Acte III : dimanche matin, 10 heures. « Eclectik », second volet. Foin de l’intelligence collective de la veille. Juste un entretien, juste un tête-à-tête. Un autre exercice, donc, au creux d’une atmosphère en écrin où le discours est mené feutrement par Rebecca Manzoni s’effaçant derrière l’invité. La parole se livre ici telle qu’elle s’élabore. Point ­d’orgue de ce respect bâti sur l’écoute, une minute pleine abandonnée à l’invité, alors seul face au magnétophone. Silence radio ou pas (façon angoisse du gardien de but au moment du penalty). Sont passés notamment Denis Robert, Djilali Bencheikh, Samuel Bollendorff, Denis Hopper, Olivier Gourmet…

Épilogue, didascalies, notes : entre « Eclectik » et « Metropolis », deux genres différents, reliés par des passerelles. La fluidité d’une part, le contenu d’autre part, en croisant les sujets, du grand public par ci, du confidentiel par là. Manzoni écrit tous ses textes, assure les transitions. Les invités ­disent le parti pris affiché, les fruits d’un échange sur lequel insiste la journaliste. Florence Platarets et Muriel Meynard pour « Metropolis », toute ­l’équipe à l’antenne pour Eclectik.
D’une émission l’autre, c’est aussi affaire de parcours. IUT de journalisme à Bordeaux, entrée au Mouv’, chronique autour de la bande dessinée, rencontres notamment de Philippe Bertrand et de Frédéric Bonnaud.
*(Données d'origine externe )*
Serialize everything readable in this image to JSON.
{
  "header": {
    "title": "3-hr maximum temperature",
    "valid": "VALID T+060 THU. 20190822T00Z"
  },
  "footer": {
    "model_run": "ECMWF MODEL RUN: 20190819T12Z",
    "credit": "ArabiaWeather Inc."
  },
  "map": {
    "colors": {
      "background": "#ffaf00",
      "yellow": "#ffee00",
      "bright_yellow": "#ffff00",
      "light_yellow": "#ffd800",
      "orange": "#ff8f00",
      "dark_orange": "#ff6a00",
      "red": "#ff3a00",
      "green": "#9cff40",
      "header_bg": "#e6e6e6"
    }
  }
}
Depuis 2004, Rebecca Manzoni est productrice d’« Eclectik ». C’est-à-dire « la responsabilité éditoriale de la tranche qui vous est confiée, avec une présence à l’antenne » . En janvier 2007, elle succède à Pierre-André Boutang à la rédaction en chef de « Metropolis ». Héritage délicat. « En réalité, on ne lui succède pas, dit-elle, on fait autre chose. » Détail d’importance : « Metropolis » est produit par Agat films/Ex Nihilo, collectif de producteurs indépendants, dont Robert Guédiguian. Pas de hasard dans la qualité, quand tout se tient et se contient.